Hamburg. Olaf Scholz und Britta Ernst sind das erfolgreichste Politik-Paar Deutschlands. Privates ist tabu. Doch wie geht es mit ihr weiter?

So rasch kann es gehen. Am vergangenen Sonntagabend glich Britta Ernst, die aus Hamburg stammende Bildungsministerin Schleswig-Holsteins, einem Häufchen Elend. Als die Prognosen der Umfrageinstitute den Absturz der Sozialdemokraten bei der Landtagswahl manifestierten, konnte, wer die Politikerin genau beobachtete, ihre Traurigkeit nicht übersehen. Die Enttäuschung saß tief.

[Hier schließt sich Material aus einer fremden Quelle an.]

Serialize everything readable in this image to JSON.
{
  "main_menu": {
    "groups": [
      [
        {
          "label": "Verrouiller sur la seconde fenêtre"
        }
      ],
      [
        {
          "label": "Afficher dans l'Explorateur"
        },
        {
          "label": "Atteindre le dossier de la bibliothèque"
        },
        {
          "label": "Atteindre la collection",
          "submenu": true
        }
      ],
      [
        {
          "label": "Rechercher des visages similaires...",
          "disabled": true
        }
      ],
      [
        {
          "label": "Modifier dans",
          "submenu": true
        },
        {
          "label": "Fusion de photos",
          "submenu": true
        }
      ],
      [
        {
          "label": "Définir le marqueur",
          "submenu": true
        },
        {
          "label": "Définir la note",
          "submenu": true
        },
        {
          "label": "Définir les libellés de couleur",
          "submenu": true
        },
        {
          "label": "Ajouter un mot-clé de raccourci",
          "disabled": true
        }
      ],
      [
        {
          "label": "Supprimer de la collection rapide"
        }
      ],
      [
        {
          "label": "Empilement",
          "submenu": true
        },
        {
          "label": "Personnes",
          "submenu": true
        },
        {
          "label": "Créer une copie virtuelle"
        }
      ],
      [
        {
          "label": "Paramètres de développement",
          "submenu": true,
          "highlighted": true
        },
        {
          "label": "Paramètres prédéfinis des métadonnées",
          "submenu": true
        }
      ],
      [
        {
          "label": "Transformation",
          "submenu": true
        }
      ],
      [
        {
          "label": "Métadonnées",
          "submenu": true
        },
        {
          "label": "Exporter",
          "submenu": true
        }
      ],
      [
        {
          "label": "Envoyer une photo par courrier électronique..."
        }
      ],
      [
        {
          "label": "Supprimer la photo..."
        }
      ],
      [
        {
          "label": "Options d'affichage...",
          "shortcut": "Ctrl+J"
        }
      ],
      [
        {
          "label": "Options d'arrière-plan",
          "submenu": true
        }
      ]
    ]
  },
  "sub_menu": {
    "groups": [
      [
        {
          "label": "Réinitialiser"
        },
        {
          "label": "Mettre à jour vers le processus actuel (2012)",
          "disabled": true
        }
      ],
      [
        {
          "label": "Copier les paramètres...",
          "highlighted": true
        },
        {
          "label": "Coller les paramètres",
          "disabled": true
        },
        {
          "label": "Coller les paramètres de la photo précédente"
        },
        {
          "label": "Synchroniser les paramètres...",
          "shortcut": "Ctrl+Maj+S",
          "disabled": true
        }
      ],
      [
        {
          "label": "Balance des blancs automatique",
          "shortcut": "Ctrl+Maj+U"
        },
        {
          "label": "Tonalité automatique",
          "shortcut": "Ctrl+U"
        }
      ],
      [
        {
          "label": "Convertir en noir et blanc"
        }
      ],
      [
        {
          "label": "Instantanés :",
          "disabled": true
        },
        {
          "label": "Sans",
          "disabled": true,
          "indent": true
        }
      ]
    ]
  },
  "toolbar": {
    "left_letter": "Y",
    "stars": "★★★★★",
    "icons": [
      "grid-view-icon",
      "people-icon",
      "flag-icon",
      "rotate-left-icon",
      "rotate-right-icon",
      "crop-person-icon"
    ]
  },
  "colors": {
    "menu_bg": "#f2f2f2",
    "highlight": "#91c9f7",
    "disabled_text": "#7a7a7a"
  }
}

Und nun, keine sieben Tage später, wird Britta Ernst sogar die Eignung zur Ministerpräsidentin in Kiel zugetraut. Natürlich ist das zum gegenwärtigen Zeitpunkt reine Spekulation, und in der Politik wird so mancher Kandidatenvorschlag nur deshalb lanciert, um die jeweilige Person auf dem Posten zu verhindern. Zudem ist es eher unwahrscheinlich, dass CDU, FDP und Grüne sich nicht auf eine „Jamaika“-Koalition einigen können. Aber wenn nicht, bräuchte die SPD Ersatz für ihren gescheiterten Ministerpräsidenten Torsten Albig. Und der könnte theoretisch auch Britta Ernst heißen. Die 56-Jährige gilt als eine der kenntnisreichsten und besten (Bildungs-) Politikerinnen des Landes. Sie hat nur ein „Problem“: Sie ist mit Bürgermeister Olaf Scholz verheiratet. Dieser Umstand hat verhindert, dass Britta Ernst in Hamburg Bildungssenatorin werden konnte. Und er könnte ihr auch im oben genannten Szenario im Weg stehen.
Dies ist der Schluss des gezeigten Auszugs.